L’arteterapia nasce dall’incontro tra arte e psicologia, sviluppandosi nel corso del XX secolo come disciplina strutturata. Tuttavia, l’idea che l’arte abbia un valore terapeutico è molto più antica e affonda le sue radici nelle pratiche rituali e simboliche delle civiltà primitive. Fin dall’antichità, l’arte è stata utilizzata come strumento per esprimere emozioni, elaborare eventi traumatici e connettersi con la spiritualità. Le pitture rupestri, le danze tribali e le sculture totemiche avevano spesso una funzione terapeutica e comunicativa. L’arteterapia come disciplina moderna nasce dall’evoluzione della psicoanalisi e dall’interesse degli studiosi per i processi creativi come espressione dell’inconscio. Tra la fine del XIC secolo e l’inizio del XX Sigmud Freud teorizzò che le immagini e i simboli dell’inconscio potessero emergere attraverso l’arte, mentre Carl Gustav Jung approfondì il concetto di immagini archetipiche, suggerendo che il disegno e la pittura potessero rivelare aspetti profondi della psiche. O ancora Margaret Naumburg, artista, educatrice e psicologa americana, considerata la ‘madre dell’arteterapia’, introdusse l’arte come strumento terapeutico negli Stati Uniti, sottolineando come la creazione artistica potesse essere un’estensione del pensiero inconscio. Creò programmi in cui i pazienti esprimevano le proprie emozioni attraverso il disegno e la pittura. Fu poi negli anni ’70 che divenne una pratica consolidata in ambito clinico e riabilitativo, fino ad essere riconosciuta oggi come terapia a tutti gli effetti.

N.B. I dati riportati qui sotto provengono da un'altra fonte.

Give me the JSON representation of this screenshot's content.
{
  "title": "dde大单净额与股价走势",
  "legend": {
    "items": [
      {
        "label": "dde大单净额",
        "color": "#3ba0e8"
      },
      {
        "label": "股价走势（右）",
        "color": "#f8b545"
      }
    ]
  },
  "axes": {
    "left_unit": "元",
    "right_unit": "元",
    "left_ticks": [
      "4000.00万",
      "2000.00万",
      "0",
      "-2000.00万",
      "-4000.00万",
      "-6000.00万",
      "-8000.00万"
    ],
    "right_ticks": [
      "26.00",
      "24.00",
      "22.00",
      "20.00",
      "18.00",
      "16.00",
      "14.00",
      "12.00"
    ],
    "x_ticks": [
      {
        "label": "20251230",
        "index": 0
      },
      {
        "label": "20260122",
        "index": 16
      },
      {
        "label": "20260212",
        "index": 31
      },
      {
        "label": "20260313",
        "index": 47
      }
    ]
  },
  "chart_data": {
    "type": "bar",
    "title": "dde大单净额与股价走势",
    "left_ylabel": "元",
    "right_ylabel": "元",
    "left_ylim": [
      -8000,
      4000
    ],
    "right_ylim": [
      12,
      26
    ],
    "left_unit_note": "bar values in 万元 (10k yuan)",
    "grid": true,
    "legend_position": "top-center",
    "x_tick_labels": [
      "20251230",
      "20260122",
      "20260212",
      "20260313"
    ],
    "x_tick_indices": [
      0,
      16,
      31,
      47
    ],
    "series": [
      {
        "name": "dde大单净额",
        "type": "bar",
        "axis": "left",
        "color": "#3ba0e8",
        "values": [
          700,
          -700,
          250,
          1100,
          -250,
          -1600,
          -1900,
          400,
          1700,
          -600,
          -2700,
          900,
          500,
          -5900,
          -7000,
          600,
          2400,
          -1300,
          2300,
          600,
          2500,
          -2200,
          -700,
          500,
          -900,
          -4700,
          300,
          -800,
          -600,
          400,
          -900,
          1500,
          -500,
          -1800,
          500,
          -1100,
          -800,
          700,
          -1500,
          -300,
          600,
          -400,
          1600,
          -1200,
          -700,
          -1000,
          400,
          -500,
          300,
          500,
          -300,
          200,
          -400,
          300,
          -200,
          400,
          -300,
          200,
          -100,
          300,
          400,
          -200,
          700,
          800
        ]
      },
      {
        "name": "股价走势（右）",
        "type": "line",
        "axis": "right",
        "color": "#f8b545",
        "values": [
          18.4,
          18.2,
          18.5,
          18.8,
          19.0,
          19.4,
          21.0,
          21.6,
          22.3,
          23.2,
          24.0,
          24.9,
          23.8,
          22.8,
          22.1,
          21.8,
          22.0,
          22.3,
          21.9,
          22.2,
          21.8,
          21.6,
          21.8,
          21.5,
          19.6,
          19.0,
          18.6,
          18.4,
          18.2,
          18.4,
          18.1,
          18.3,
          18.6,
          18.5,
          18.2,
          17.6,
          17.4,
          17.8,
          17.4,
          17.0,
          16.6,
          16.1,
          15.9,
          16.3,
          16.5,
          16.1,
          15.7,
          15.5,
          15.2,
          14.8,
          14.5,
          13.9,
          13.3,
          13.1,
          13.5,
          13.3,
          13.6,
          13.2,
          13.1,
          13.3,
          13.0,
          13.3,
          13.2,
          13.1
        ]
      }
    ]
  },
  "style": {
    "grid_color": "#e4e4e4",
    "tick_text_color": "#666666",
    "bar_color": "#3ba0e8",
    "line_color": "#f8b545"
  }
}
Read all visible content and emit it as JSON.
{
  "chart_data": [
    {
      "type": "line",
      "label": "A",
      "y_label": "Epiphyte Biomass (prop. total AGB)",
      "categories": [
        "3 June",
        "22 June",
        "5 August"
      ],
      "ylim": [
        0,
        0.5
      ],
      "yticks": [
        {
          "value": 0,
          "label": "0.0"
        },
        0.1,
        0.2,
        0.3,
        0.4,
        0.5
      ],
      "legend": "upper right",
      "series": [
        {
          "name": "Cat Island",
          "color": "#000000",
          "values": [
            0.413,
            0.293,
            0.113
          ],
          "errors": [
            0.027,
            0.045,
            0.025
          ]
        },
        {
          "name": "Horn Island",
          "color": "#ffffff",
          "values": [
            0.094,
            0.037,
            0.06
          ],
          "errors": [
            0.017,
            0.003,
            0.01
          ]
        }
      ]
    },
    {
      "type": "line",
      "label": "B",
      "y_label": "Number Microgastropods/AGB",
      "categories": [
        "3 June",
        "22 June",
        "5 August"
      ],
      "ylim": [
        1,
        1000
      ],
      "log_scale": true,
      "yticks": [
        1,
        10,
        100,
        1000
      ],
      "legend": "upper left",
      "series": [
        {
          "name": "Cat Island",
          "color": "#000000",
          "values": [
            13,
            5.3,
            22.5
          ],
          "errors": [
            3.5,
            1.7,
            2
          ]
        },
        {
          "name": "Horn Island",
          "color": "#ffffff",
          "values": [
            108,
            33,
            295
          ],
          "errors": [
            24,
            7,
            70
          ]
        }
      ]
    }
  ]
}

Le istituzioni culturali possono essere incisive in questo contesto sviluppando programmi e iniziative che promuovano il benessere attraverso l’arte. Ad esempio, organizzando visite guidate immersive, laboratori esperienziali e percorsi sensoriali dedicati al rilassamento e alla meditazione. Inoltre potrebbero collaborare con professionisti del settore sanitario per creare programmi di arteterapia accessibili a tutti. E spesso questo avviene!
Valorizzando il proprio patrimonio in chiave terapeutica, i musei e le istituzioni culturali non solo ampliano il proprio pubblico, ma rafforzano anche il loro ruolo sociale, trasformandosi in luoghi di cura e crescita personale oltre che di conservazione e studio.
In questo contesto, sia la persona che l’arte traggono beneficio grazie a un circolo virtuoso tra benessere e cultura. Più persone frequentano i musei per il loro valore terapeutico, più queste istituzioni vedono aumentare la loro rilevanza sociale. Questo porta a un maggiore coinvolgimento del pubblico, una crescita degli investimenti nella cultura e una valorizzazione continua del patrimonio artistico. L’arte, per sua natura, vive attraverso l’osservazione e l’interazione con il pubblico: un’opera non vista è un’opera dimenticata. Questo meccanismo crea una relazione vantaggiosa per entrambi: le persone trovano nell’arte uno strumento di benessere, mentre i musei e le opere d’arte ricevono maggiore attenzione e cura, diventando non solo spazi di conservazione, ma anche di esperienza e trasformazione personale.